Proposal for the formation of ultracold deeply-bound RbSr dipolar molecules by all-optical methods

Abstract

Ultracold paramagnetic and polar diatomic molecules are among the promising systems for quantum simulation of lattice-spin models. Unfortunately, their experimental observation is still challenging. Based on our recent ab-initio calculations, we analyze the feasibility of all-optical schemes for the formation of ultracold 87Rb84Sr bosonic molecules. First, we have studied the formation by photoassociation followed by spontaneous emission. The photoassociation rates to levels belonging to electronic states converging to the 87Rb(5s\,2S)+84Sr(5s5p\,3P0,1,2) asymptotes are particularly small close to the asymptote. The creation of molecules would be more interesting by using deeply levels that preferentially relaxes to the v''=0 level of the ground state.

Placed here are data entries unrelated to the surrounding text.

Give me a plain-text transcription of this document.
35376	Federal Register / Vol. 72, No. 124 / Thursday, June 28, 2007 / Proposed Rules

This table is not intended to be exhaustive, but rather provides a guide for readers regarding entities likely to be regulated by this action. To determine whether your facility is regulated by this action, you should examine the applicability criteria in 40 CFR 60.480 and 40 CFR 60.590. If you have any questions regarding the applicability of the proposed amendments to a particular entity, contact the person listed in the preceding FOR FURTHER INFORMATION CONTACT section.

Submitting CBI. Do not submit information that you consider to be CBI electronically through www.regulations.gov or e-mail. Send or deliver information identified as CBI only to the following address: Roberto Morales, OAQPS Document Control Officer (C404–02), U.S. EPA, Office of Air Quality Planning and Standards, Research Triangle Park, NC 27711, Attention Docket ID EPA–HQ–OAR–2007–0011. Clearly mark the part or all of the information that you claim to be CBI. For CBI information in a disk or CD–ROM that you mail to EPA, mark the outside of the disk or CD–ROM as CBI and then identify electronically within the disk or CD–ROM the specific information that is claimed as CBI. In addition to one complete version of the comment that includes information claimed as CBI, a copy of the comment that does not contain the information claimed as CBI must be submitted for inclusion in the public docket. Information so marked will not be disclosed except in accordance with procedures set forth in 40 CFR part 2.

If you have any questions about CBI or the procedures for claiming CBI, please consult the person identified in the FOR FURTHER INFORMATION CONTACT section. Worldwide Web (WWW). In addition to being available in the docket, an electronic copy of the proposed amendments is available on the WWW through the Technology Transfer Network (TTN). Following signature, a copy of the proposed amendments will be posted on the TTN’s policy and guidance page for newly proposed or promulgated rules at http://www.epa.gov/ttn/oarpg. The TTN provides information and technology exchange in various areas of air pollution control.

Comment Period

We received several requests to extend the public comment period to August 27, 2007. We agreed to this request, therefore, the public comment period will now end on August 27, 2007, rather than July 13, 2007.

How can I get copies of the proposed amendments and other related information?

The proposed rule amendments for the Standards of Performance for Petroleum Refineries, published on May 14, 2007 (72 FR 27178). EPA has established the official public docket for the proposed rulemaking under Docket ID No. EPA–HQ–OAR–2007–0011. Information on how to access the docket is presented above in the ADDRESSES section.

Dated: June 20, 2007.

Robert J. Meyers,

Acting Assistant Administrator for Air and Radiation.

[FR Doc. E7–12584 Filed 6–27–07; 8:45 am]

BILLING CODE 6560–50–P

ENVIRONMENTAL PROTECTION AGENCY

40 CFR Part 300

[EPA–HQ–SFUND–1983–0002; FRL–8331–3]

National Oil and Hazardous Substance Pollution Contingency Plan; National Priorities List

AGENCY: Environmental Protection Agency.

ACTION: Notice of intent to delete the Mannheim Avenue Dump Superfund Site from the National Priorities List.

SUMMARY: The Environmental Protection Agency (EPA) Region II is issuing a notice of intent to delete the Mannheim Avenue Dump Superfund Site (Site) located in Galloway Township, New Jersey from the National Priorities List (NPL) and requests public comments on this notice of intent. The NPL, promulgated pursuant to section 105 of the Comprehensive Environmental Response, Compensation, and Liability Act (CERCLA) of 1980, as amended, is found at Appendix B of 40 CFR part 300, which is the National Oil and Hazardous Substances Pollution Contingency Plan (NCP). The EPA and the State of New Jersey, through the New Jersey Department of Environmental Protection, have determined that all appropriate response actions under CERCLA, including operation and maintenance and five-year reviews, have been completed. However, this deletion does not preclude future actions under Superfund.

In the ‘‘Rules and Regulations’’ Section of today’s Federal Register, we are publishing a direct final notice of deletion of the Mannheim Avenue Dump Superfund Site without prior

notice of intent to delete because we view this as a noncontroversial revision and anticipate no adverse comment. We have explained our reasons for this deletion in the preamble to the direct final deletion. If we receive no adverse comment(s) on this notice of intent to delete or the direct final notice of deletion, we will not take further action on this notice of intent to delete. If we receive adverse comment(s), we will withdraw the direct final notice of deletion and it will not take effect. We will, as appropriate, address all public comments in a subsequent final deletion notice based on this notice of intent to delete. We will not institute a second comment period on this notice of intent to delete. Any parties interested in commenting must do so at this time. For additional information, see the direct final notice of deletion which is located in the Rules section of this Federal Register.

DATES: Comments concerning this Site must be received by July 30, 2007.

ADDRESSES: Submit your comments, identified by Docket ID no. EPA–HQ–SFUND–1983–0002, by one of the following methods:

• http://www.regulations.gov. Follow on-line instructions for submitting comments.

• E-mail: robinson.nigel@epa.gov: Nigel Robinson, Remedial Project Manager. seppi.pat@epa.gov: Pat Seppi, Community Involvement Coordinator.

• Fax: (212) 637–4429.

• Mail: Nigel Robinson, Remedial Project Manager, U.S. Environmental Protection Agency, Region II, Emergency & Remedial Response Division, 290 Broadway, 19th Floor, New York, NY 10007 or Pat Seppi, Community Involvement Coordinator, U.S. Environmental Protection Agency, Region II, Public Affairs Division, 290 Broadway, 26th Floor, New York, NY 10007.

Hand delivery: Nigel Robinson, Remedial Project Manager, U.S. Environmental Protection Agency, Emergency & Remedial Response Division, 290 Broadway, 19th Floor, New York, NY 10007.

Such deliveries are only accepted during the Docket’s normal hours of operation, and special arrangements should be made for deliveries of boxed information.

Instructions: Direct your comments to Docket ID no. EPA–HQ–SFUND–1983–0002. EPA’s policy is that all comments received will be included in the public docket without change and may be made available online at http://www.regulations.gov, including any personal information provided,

On the other hands, the photoassociation rates to levels belonging to electronic states converging to the Rb(5p\,2P1/2,3/2)+Sr(5s2\,1S) asymptotes have high value close to the asymptote. The relaxation from the levels close to the asymptotes creates weakly-bound molecules in mosty only one vibrational level. Second, stimulated Raman adiabatic passage (STIRAP) achieved in a tight optical trap efficiently creates weakly-bound ground-state molecules in a well-defined level, thus providing an alternative to magnetic Feshbach resonances to implement several schemes for an adiabatic population transfer toward the lowest ground-state level of RbSr. Finally, we have studied STIRAP process for transferring the weakly-bound molecules into the v''=0 level of the RbSr ground state.